Architecture
Memory model
The four memory layers — what they hold, when to read them, who writes them.
Memory is layered on purpose. Stable identity in markdown you edit by hand. Queryable state in SQLite. Semantic relationships in a graph. Embeddings for similarity recall.
Each layer has a job. Pick the right layer, never scatter.
The four layers
1. Profile — markdown
Slow-changing things about you. Identity, preferences, what you’re working on, who you talk to often, what not to talk to you about. Lives in data/profile/:
data/profile/
identity.md your name, role, location, schedule preferences
goals.md current goals (also slow-changing)
people.md folks you interact with often — name, role, context
preferences.md tone, working hours, no-meeting-windows
prohibitions.md things to never suggest (e.g. "no early-morning calls")
You edit these in your editor. The agent reads them on every call. The format is plain markdown — no YAML frontmatter, no schema. The librarian does occasional consolidation but mostly leaves them alone.
2. Episodic — SQLite
Time-ordered facts. Tasks, completed-outcomes, health signals, dispatched suggestions, worker run logs. Lives in data/mayva.db:
-- a few of the main tables
tasks(id, title, due_at, priority, status, ...)
suggestions(id, kind, payload, priority, dismissed_at, ...)
outcomes(id, source, payload, created_at, ...)
health_signals(id, kind, value, recorded_at, ...)
morning_brief(id, date, body, items, ...)
worker_runs(id, worker_name, started_at, ended_at, ok, error, ...)
This is the layer the dashboard queries most. SQLite is local, fast, and grep-friendly. You can sqlite3 data/mayva.db any time.

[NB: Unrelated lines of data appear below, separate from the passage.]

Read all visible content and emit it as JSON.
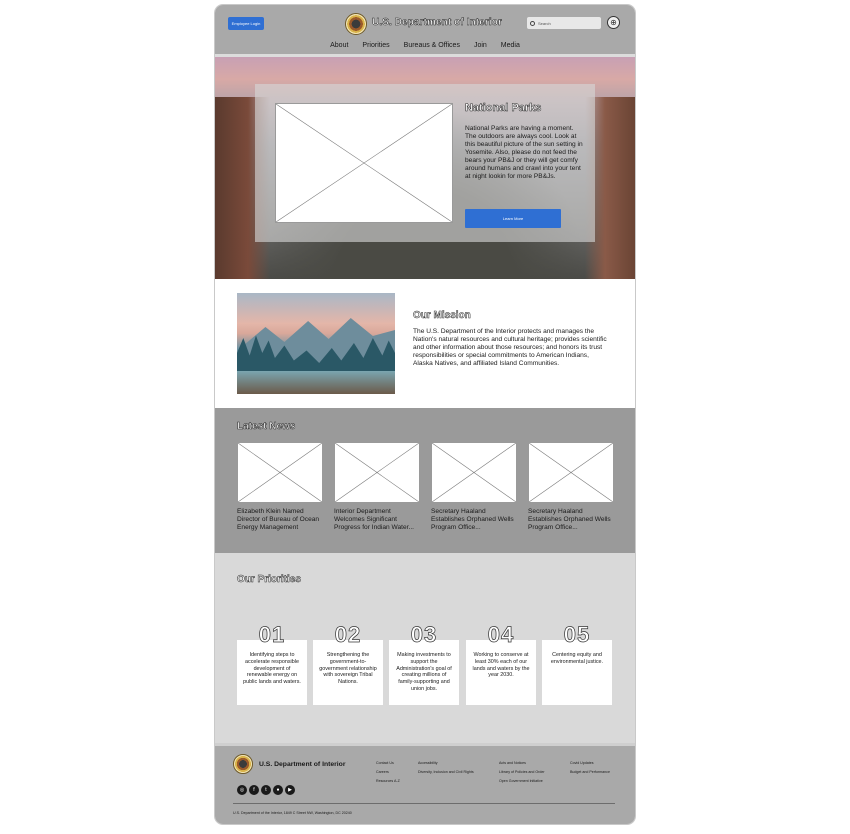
{
  "header": {
    "login_label": "Employee Login",
    "brand": "U.S. Department of Interior",
    "search_placeholder": "Search",
    "nav": [
      "About",
      "Priorities",
      "Bureaus & Offices",
      "Join",
      "Media"
    ]
  },
  "hero": {
    "title": "National Parks",
    "body": "National Parks are having a moment. The outdoors are always cool. Look at this beautiful picture of the sun setting in Yosemite. Also, please do not feed the bears your PB&J or they will get comfy around humans and crawl into your tent at night lookin for more PB&Js.",
    "button": "Learn More"
  },
  "mission": {
    "title": "Our Mission",
    "body": "The U.S. Department of the Interior protects and manages the Nation's natural resources and cultural heritage; provides scientific and other information about those resources; and honors its trust responsibilities or special commitments to American Indians, Alaska Natives, and affiliated Island Communities."
  },
  "news": {
    "title": "Latest News",
    "items": [
      "Elizabeth Klein Named Director of Bureau of Ocean Energy Management",
      "Interior Department Welcomes Significant Progress for Indian Water...",
      "Secretary Haaland Establishes Orphaned Wells Program Office...",
      "Secretary Haaland Establishes Orphaned Wells Program Office..."
    ]
  },
  "priorities": {
    "title": "Our Priorities",
    "items": [
      {
        "num": "01",
        "text": "Identifying steps to accelerate responsible development of renewable energy on public lands and waters."
      },
      {
        "num": "02",
        "text": "Strengthening the government-to-government relationship with sovereign Tribal Nations."
      },
      {
        "num": "03",
        "text": "Making investments to support the Administration's goal of creating millions of family-supporting and union jobs."
      },
      {
        "num": "04",
        "text": "Working to conserve at least 30% each of our lands and waters by the year 2030."
      },
      {
        "num": "05",
        "text": "Centering equity and environmental justice."
      }
    ]
  },
  "footer": {
    "brand": "U.S. Department of Interior",
    "socials": [
      "instagram-icon",
      "facebook-icon",
      "twitter-icon",
      "flickr-icon",
      "youtube-icon"
    ],
    "col1": [
      "Contact Us",
      "Careers",
      "Resources A-Z"
    ],
    "col2": [
      "Accessibility",
      "Diversity, Inclusion and Civil Rights"
    ],
    "col3": [
      "Acts and Notices",
      "Library of Policies and Order",
      "Open Government Initiative"
    ],
    "col4": [
      "Covid Updates",
      "Budget and Performance"
    ],
    "address": "U.S. Department of the Interior, 1849 C Street NW, Washington, DC 20240"
  }
}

3. Graph — graphify (local JSON)
People, projects, organizations as nodes. Typed edges between them. Lives in data/graph.json:
{
"nodes": [
{"id": "p:alex", "type": "person", "name": "Alex Chen", "role": "founder"},
{"id": "o:acmeco", "type": "org", "name": "AcmeCo"},
{"id": "pr:portfolio", "type": "project", "name": "Portfolio rebuild"}
],
"edges": [
{"from": "p:alex", "to": "o:acmeco", "type": "works_at", "since": "2025-01"},
{"from": "p:alex", "to": "pr:portfolio", "type": "owns"}
]
}
Why a separate graph and not a SQLite junction table? Because the agent needs to ask “what’s connected to this?” and traversals over a small graph are cheaper to write than recursive CTEs. The graph is opened on every agent call, mutated in-memory, and written back at the end.

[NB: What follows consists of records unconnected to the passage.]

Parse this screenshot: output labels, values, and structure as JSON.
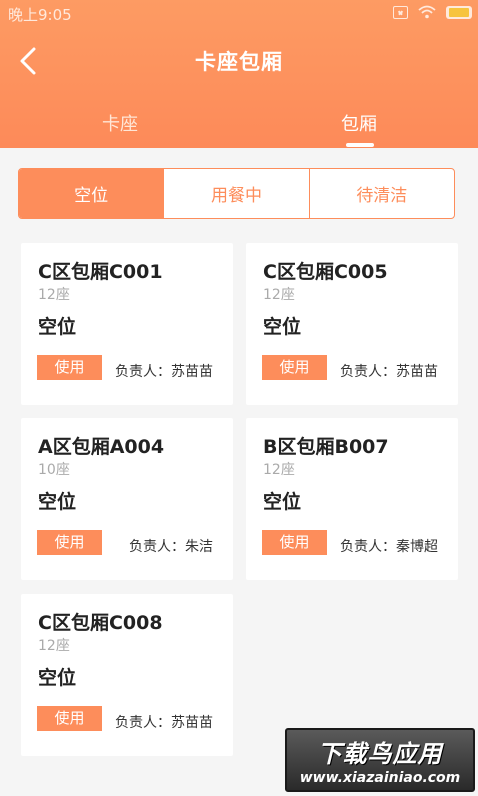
{
  "status_bar": {
    "time": "晚上9:05"
  },
  "nav": {
    "title": "卡座包厢"
  },
  "tabs": [
    {
      "label": "卡座",
      "active": false
    },
    {
      "label": "包厢",
      "active": true
    }
  ],
  "segments": [
    {
      "label": "空位",
      "active": true
    },
    {
      "label": "用餐中",
      "active": false
    },
    {
      "label": "待清洁",
      "active": false
    }
  ],
  "rooms": [
    {
      "name": "C区包厢C001",
      "seats": "12座",
      "status": "空位",
      "action": "使用",
      "manager": "负责人：苏苗苗"
    },
    {
      "name": "C区包厢C005",
      "seats": "12座",
      "status": "空位",
      "action": "使用",
      "manager": "负责人：苏苗苗"
    },
    {
      "name": "A区包厢A004",
      "seats": "10座",
      "status": "空位",
      "action": "使用",
      "manager": "负责人：朱洁"
    },
    {
      "name": "B区包厢B007",
      "seats": "12座",
      "status": "空位",
      "action": "使用",
      "manager": "负责人：秦博超"
    },
    {
      "name": "C区包厢C008",
      "seats": "12座",
      "status": "空位",
      "action": "使用",
      "manager": "负责人：苏苗苗"
    }
  ],
  "watermark": {
    "title": "下载鸟应用",
    "url": "www.xiazainiao.com"
  },
  "colors": {
    "accent": "#fd8d5b",
    "header": "#fd9b63",
    "background": "#f5f5f5"
  }
}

4. Vector — embeddings (local)
Embeddings for similarity recall. Used when the agent says “anything related to this concept?” — semantic search over journal entries, notes, past briefs, prior suggestions.
data/vectors/
briefs.idx embeddings of every morning brief body
outcomes.idx embeddings of completed-task descriptions
journal.idx your free-form journal entries
Embedded with a small local model (BGE-small by default). No cloud call required.
When to read what
| Question | Layer |
|---|---|
| Who am I? | profile |
| What’s my preferred deep work window? | profile |
| What’s on my calendar today? | episodic (cached from Google Cal sync) |
| What was last night’s recovery? | episodic |
| Who does Alex work with? | graph |
| Have I dealt with this kind of situation before? | vector |
| What did the agent suggest yesterday? | episodic |
The librarian (canonical writer)
Reads can happen from anywhere — workers, dashboard, voice. Writes go through the librarian. It’s a thin subagent that:
- Decides which layer the write belongs to.
- Validates the payload against the right Zod schema.
- Applies the change (markdown patch / SQL row / graph mutation / embedding insert).
- Logs the write to
worker_runsso it shows up in audit.
Why? Because a single capability (e.g. “remember that I now work at Initech”) might touch multiple layers, and we want a consistent way to keep them in sync. The librarian is small enough to read in one sitting — packages/core/librarian/index.ts is under 300 lines.
What scattering looks like (and why we avoid it)
A previous architecture had every worker writing directly to whatever layer made sense to it. The morning brief wrote to episodic; the librarian-equivalent at the time wrote to profile; the news digest wrote to nothing. Three months in, things had drifted — the profile said you cared about Topic X, but the news digest filter never reflected it.
Centralizing writes through the librarian solved this. Trade-off: every write is now slightly slower (one extra hop). For the volume Mayva does (hundreds of writes/day, not millions), it’s invisible.